Review /

Lone Haugaard Madsen Nagel Draxler / Berlin

Through the windows of Nagel Draxler gallery, Lone Haugaard Madsen’s exhibition “Raum#334-Kemp” looks like the spoils of an eccentric, archaeological dig. This first reaction doesn’t promise a novel experience, but Haugaard Madsen’s show is slow art for a very fast time.
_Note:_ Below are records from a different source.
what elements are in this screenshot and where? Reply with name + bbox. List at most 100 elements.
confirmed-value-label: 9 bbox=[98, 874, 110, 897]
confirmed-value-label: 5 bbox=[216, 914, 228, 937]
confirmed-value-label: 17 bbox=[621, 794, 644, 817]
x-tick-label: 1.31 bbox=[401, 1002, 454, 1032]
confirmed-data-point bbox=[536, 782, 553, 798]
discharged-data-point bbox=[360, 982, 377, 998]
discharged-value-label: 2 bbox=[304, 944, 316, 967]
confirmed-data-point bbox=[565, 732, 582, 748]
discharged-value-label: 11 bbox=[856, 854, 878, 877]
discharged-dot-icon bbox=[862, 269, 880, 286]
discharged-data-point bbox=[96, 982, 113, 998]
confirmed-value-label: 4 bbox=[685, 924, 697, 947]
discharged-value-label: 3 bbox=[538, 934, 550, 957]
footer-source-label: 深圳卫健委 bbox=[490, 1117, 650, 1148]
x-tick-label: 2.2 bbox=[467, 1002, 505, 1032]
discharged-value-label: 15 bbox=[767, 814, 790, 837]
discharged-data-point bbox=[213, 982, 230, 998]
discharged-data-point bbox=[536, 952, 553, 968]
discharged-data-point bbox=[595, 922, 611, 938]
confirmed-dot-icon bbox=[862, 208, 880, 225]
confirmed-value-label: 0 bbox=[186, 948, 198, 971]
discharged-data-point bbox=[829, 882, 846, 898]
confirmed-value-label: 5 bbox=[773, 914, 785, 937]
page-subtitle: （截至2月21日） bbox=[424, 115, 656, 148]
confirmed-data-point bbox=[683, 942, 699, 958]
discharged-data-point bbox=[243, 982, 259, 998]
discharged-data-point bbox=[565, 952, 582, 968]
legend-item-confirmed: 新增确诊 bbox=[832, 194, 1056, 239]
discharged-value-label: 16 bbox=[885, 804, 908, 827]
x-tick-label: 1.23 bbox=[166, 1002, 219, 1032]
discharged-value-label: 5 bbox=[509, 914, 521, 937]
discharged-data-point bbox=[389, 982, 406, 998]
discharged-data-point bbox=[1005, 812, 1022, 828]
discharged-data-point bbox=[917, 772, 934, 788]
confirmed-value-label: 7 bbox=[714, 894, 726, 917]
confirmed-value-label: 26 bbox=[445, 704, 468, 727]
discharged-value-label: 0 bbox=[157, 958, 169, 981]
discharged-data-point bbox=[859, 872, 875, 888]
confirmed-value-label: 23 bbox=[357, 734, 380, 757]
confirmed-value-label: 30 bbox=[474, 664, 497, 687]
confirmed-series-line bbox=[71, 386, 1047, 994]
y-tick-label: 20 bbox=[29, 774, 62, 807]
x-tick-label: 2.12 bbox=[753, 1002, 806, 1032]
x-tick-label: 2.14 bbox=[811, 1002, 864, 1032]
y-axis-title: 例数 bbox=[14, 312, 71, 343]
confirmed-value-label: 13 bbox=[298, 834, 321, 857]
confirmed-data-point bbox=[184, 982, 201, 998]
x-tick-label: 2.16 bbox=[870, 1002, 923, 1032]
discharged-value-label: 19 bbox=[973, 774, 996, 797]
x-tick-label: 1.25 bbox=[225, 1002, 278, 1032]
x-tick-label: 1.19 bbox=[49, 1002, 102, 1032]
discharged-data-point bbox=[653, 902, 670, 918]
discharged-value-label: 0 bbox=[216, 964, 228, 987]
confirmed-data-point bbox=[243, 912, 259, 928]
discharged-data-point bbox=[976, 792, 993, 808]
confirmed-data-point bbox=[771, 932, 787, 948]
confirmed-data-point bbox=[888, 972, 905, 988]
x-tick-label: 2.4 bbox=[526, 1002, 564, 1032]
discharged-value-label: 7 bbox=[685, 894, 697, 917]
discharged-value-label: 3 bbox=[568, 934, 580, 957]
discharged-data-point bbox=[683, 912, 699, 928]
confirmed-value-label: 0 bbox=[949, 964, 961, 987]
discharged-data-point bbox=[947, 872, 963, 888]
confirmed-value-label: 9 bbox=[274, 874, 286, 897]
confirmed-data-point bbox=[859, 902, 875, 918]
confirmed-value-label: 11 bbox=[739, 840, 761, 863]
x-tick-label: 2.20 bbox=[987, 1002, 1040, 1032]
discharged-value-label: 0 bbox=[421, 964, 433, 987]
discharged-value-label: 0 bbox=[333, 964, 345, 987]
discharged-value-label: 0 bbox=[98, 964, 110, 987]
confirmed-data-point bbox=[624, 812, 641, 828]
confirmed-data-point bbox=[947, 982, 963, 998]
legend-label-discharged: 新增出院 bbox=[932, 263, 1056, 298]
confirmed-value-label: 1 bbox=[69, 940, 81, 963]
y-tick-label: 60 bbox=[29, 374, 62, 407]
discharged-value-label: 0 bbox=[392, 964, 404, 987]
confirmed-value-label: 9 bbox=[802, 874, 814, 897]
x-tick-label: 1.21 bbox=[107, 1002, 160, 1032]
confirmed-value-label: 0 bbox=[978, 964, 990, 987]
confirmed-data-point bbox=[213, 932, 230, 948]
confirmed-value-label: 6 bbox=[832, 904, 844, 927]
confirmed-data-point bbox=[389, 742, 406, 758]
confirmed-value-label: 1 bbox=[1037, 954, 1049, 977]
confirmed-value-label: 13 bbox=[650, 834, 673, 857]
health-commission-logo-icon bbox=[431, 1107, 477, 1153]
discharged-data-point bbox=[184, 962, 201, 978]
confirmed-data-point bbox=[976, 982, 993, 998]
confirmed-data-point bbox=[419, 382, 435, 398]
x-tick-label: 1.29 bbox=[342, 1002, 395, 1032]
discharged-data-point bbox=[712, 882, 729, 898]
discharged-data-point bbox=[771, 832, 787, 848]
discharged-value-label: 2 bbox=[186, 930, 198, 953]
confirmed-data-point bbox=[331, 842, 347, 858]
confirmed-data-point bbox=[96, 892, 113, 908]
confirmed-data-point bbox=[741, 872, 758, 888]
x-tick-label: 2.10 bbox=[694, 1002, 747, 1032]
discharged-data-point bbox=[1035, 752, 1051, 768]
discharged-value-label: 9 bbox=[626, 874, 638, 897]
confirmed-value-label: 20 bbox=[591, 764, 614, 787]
Given lingering attention, it appears as a constellatory poem in which the act of preservation is always also an act of alteration. The installation is arranged around two black wooden platforms placed on the floor. Next to them is a large canvas bundle, wrapped around one of many long metal tubes. These relics, and the many others that populate her loose installation, came from a Viennese theater decoration workshop: the black platforms were once a stage, the bundled canvas apparently a painted backdrop. A rope is loosely tied through all of the oddments, tracing invisible kinships. With the undisturbed objects counterpointed by subtly augmented ones, the exhibition’s resonance grows more complex. A loose fragment of netting, for example, appears on close inspection to be cast from aluminum, while a fiberglass casting mold, slathered in layers of flowing wax, mimics an aberrant oyster shell. In these moments, material realism cross-fades with illusion. But the most curious effect comes when these found objects are symbolically linked to the breathing human body of their makers, through the inclusion of several amoebic blown-glass shapes. In these objects, color is embalmed by crystal transparency.

It seems as though Haugaard Madsen hears voices emanating from deserted materials. These whispers speak to our strange reverence for objects, and how that reverence depends on the theatrical rituals of contemporary art — from rhetoric, to the careful stage setting that takes place in galleries, to sophisticated acts of manipulation. Sometimes, these nuanced meanings are threatened by an overplayed melancholy. But this problem is confined to three large, brooding paintings, in which forgotten images are suppressed by dense applications of earthy oil paint. Otherwise, “Raum#334-Kemp” unfolds with slow nuance — encrypted, but hardly esoteric.